Recently I’ve had a number of letters from teenagers wanting advice on how to get their novel published and wondering whether their age will make it harder for them to get it into print. Specifically, would they be discriminated against because they were only thirteen or fourteen or fifteen or sixteen or whatever?
The simple answer is no. When you submit a query letter to a publisher or agent you don’t have to tell them how old you are. You’ll be rejected or accepted on the quality of your submission.
She also goes on to say:
Up until I was 15, I had a number of other poems and stories published. Without motherly intervention even. Every one of them with my age beside my name. After that, nothing of mine was published until I was in my thirties.
Another simple answer: I started competing with adults. I stopped listing my age and started sending to more grown up venues. My work was not as good as that of the grown ups. I didn’t find my way into print again until I was way past my child prodigy days.
Like Justine or Sartorias, I also started out a young writer (I guess I still am according to some). My first serious attempts were when I was ~15 and started entering the Writers of The Future competition. Justine gives some good advice in general. Unlike Justine I don’t think anyone considered me a prodigy or anything decent (what my parents might say after-the-fact notwithstanding, they were very puzzled by the writing thing for a long, long time) or even above average. And I wasn’t. I was kinda stubborn though, and I kept at it.
I did shamelessly mention my age when I started submitting. My cover letter had a line in it that went something like ‘I’m an 18 year old SF/F writer recently moved to the states who is just starting out, as a result, any critique you might have in response to this piece would be extraordinarily welcome. Thanks, Tobias.’ It got me a fair number of editorial comments back that helped me out.
So I do think that focusing on the craft and Justine’s advice is great (at any level).
The place I got hung up on and stopped nodding and agreeing, and found I had to bookmark and respond (several weeks later now) was in Sartorias’ comments, where she says:
Age is necessary, I think…young authors who publish have a certain amount of skill at telling others’ stories, but except for Carolyn Glyn, there isn’t much original there.

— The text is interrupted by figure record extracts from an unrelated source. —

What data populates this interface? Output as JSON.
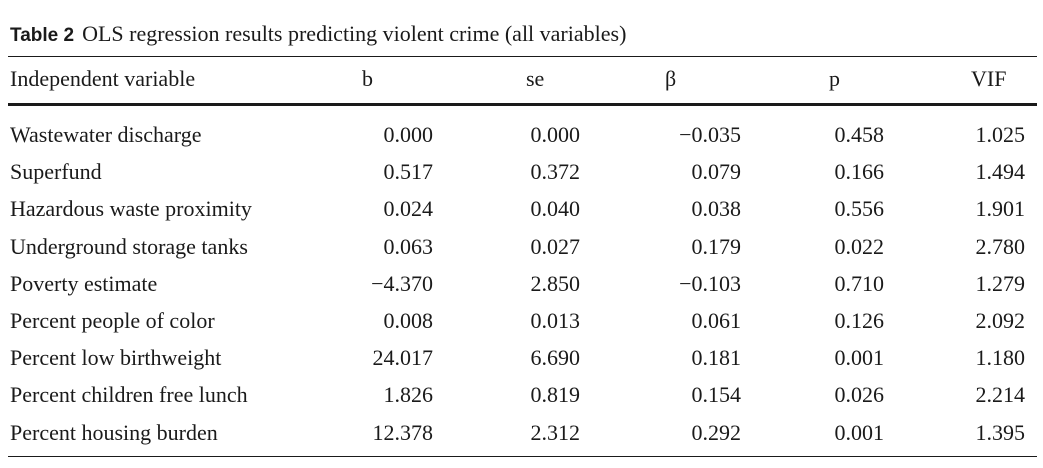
{
  "caption": {
    "label": "Table 2",
    "text": "OLS regression results predicting violent crime (all variables)"
  },
  "headers": {
    "variable": "Independent variable",
    "b": "b",
    "se": "se",
    "beta": "β",
    "p": "p",
    "vif": "VIF"
  },
  "rows": [
    {
      "variable": "Wastewater discharge",
      "b": "0.000",
      "se": "0.000",
      "beta": "−0.035",
      "p": "0.458",
      "vif": "1.025"
    },
    {
      "variable": "Superfund",
      "b": "0.517",
      "se": "0.372",
      "beta": "0.079",
      "p": "0.166",
      "vif": "1.494"
    },
    {
      "variable": "Hazardous waste proximity",
      "b": "0.024",
      "se": "0.040",
      "beta": "0.038",
      "p": "0.556",
      "vif": "1.901"
    },
    {
      "variable": "Underground storage tanks",
      "b": "0.063",
      "se": "0.027",
      "beta": "0.179",
      "p": "0.022",
      "vif": "2.780"
    },
    {
      "variable": "Poverty estimate",
      "b": "−4.370",
      "se": "2.850",
      "beta": "−0.103",
      "p": "0.710",
      "vif": "1.279"
    },
    {
      "variable": "Percent people of color",
      "b": "0.008",
      "se": "0.013",
      "beta": "0.061",
      "p": "0.126",
      "vif": "2.092"
    },
    {
      "variable": "Percent low birthweight",
      "b": "24.017",
      "se": "6.690",
      "beta": "0.181",
      "p": "0.001",
      "vif": "1.180"
    },
    {
      "variable": "Percent children free lunch",
      "b": "1.826",
      "se": "0.819",
      "beta": "0.154",
      "p": "0.026",
      "vif": "2.214"
    },
    {
      "variable": "Percent housing burden",
      "b": "12.378",
      "se": "2.312",
      "beta": "0.292",
      "p": "0.001",
      "vif": "1.395"
    }
  ]
}
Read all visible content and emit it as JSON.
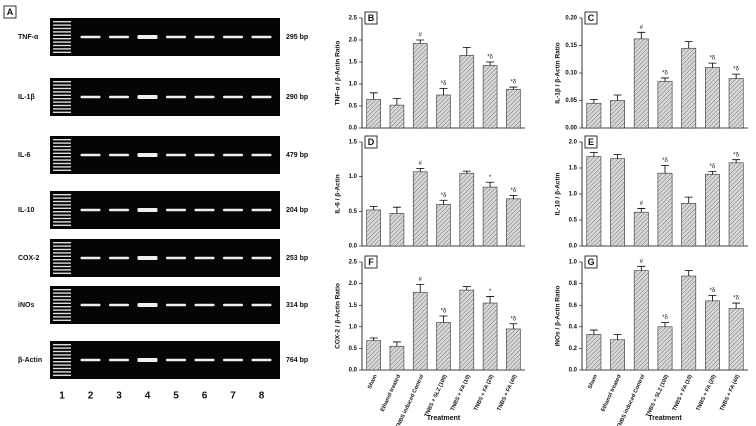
{
  "gel": {
    "panel": "A",
    "rows": [
      "TNF-α",
      "IL-1β",
      "IL-6",
      "IL-10",
      "COX-2",
      "iNOs",
      "β-Actin"
    ],
    "sizes": [
      "295 bp",
      "290 bp",
      "479 bp",
      "204 bp",
      "253 bp",
      "314 bp",
      "764 bp"
    ],
    "lanes": [
      "1",
      "2",
      "3",
      "4",
      "5",
      "6",
      "7",
      "8"
    ]
  },
  "chart_data": [
    {
      "type": "bar",
      "panel": "B",
      "ylabel": "TNF-α / β-Actin Ratio",
      "values": [
        0.65,
        0.52,
        1.92,
        0.75,
        1.65,
        1.42,
        0.88
      ],
      "errors": [
        0.15,
        0.15,
        0.08,
        0.15,
        0.18,
        0.08,
        0.05
      ],
      "annotations": [
        null,
        null,
        "#",
        "*δ",
        null,
        "*δ",
        "*δ"
      ],
      "ylim": [
        0,
        2.5
      ],
      "yticks": [
        {
          "value": 0,
          "label": "0.0"
        },
        0.5,
        {
          "value": 1,
          "label": "1.0"
        },
        1.5,
        {
          "value": 2,
          "label": "2.0"
        },
        2.5
      ]
    },
    {
      "type": "bar",
      "panel": "C",
      "ylabel": "IL-1β / β-Actin Ratio",
      "values": [
        0.045,
        0.05,
        0.162,
        0.085,
        0.145,
        0.11,
        0.09
      ],
      "errors": [
        0.007,
        0.01,
        0.012,
        0.006,
        0.012,
        0.008,
        0.008
      ],
      "annotations": [
        null,
        null,
        "#",
        "*δ",
        null,
        "*δ",
        "*δ"
      ],
      "ylim": [
        0,
        0.2
      ],
      "yticks": [
        {
          "value": 0,
          "label": "0.00"
        },
        0.05,
        {
          "value": 0.1,
          "label": "0.10"
        },
        0.15,
        {
          "value": 0.2,
          "label": "0.20"
        }
      ]
    },
    {
      "type": "bar",
      "panel": "D",
      "ylabel": "IL-6 / β-Actin",
      "values": [
        0.52,
        0.47,
        1.07,
        0.6,
        1.05,
        0.85,
        0.68
      ],
      "errors": [
        0.05,
        0.09,
        0.05,
        0.06,
        0.03,
        0.07,
        0.05
      ],
      "annotations": [
        null,
        null,
        "#",
        "*δ",
        null,
        "*",
        "*δ"
      ],
      "ylim": [
        0,
        1.5
      ],
      "yticks": [
        {
          "value": 0,
          "label": "0.0"
        },
        0.5,
        {
          "value": 1,
          "label": "1.0"
        },
        1.5
      ]
    },
    {
      "type": "bar",
      "panel": "E",
      "ylabel": "IL-10 / β-Actin",
      "values": [
        1.72,
        1.68,
        0.65,
        1.4,
        0.82,
        1.38,
        1.6
      ],
      "errors": [
        0.08,
        0.08,
        0.07,
        0.15,
        0.12,
        0.05,
        0.06
      ],
      "annotations": [
        null,
        null,
        "#",
        "*δ",
        null,
        "*δ",
        "*δ"
      ],
      "ylim": [
        0,
        2
      ],
      "yticks": [
        {
          "value": 0,
          "label": "0.0"
        },
        0.5,
        {
          "value": 1,
          "label": "1.0"
        },
        1.5,
        {
          "value": 2,
          "label": "2.0"
        }
      ]
    },
    {
      "type": "bar",
      "panel": "F",
      "ylabel": "COX-2 / β-Actin Ratio",
      "xlabel": "Treatment",
      "categories": [
        "Sham",
        "Ethanol treated",
        "TNBS induced Control",
        "TNBS + SLZ (100)",
        "TNBS + FA (10)",
        "TNBS + FA (20)",
        "TNBS + FA (40)"
      ],
      "values": [
        0.68,
        0.55,
        1.8,
        1.1,
        1.85,
        1.55,
        0.95
      ],
      "errors": [
        0.06,
        0.1,
        0.18,
        0.15,
        0.08,
        0.15,
        0.12
      ],
      "annotations": [
        null,
        null,
        "#",
        "*δ",
        null,
        "*",
        "*δ"
      ],
      "ylim": [
        0,
        2.5
      ],
      "yticks": [
        {
          "value": 0,
          "label": "0.0"
        },
        0.5,
        {
          "value": 1,
          "label": "1.0"
        },
        1.5,
        {
          "value": 2,
          "label": "2.0"
        },
        2.5
      ]
    },
    {
      "type": "bar",
      "panel": "G",
      "ylabel": "iNOs / β-Actin Ratio",
      "xlabel": "Treatment",
      "categories": [
        "Sham",
        "Ethanol treated",
        "TNBS induced Control",
        "TNBS + SLZ (100)",
        "TNBS + FA (10)",
        "TNBS + FA (20)",
        "TNBS + FA (40)"
      ],
      "values": [
        0.33,
        0.28,
        0.92,
        0.4,
        0.87,
        0.64,
        0.57
      ],
      "errors": [
        0.04,
        0.05,
        0.04,
        0.04,
        0.05,
        0.05,
        0.05
      ],
      "annotations": [
        null,
        null,
        "#",
        "*δ",
        null,
        "*δ",
        "*δ"
      ],
      "ylim": [
        0,
        1
      ],
      "yticks": [
        {
          "value": 0,
          "label": "0.0"
        },
        0.2,
        0.4,
        0.6,
        0.8,
        {
          "value": 1,
          "label": "1.0"
        }
      ]
    }
  ]
}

It takes us time and life experience to both get the skill–and have something to say that just isn’t regurgitation from our most passionate reading.
If you’ve read my blog over the years you might guess this always annoys me, because right now there are 14 year olds in New Orleans who are racking up the kind of life experience that a 30 year old in a factory in Ohio won’t ever achieve. The ‘life experience’ canard is one that annoys me. You don’t need to have aged like a fine wine to tell a good story, and there are many people who master their career at a young age because they spent a lot of time working at it.
I do think there is an apprentice period when working up to becoming a writer. It may be X number of garbage words, or X number of hours spent writing, or X years before things click, and it varies from writer to writer. But often enough I talk to someone jokes (half jokes) that I’m ‘too young to be published’ and I often find out in terms of words written, stories written, and years practicing, I have them beat. For 11 years now I’ve sat down and tried to write as often as I could during the week, and I’ve written over 100 short stories since I started at 15 (averaging about 1/month, if you think about it over the big picture), 1/2 of a novel at 17 that got lost in a hard drive crash, a full novel, and I’m close to finishing my second. I’m not Asimov (who started publishing in his teens, btw), but I’ve put in a fair amount of work. And
I’m always beating myself up about getting better to compensate for all the things I’m horrible at.
I really think the work and focus on learning and self-improvement put in has more to do with it than the age.
So, um, yeah, I respectfully have to disagree 🙂 Younger writers can get published, and you don’t need to collect a certain amount of life experience points to have something worth saying.
But, you will have to put in the work. Just like everyone else.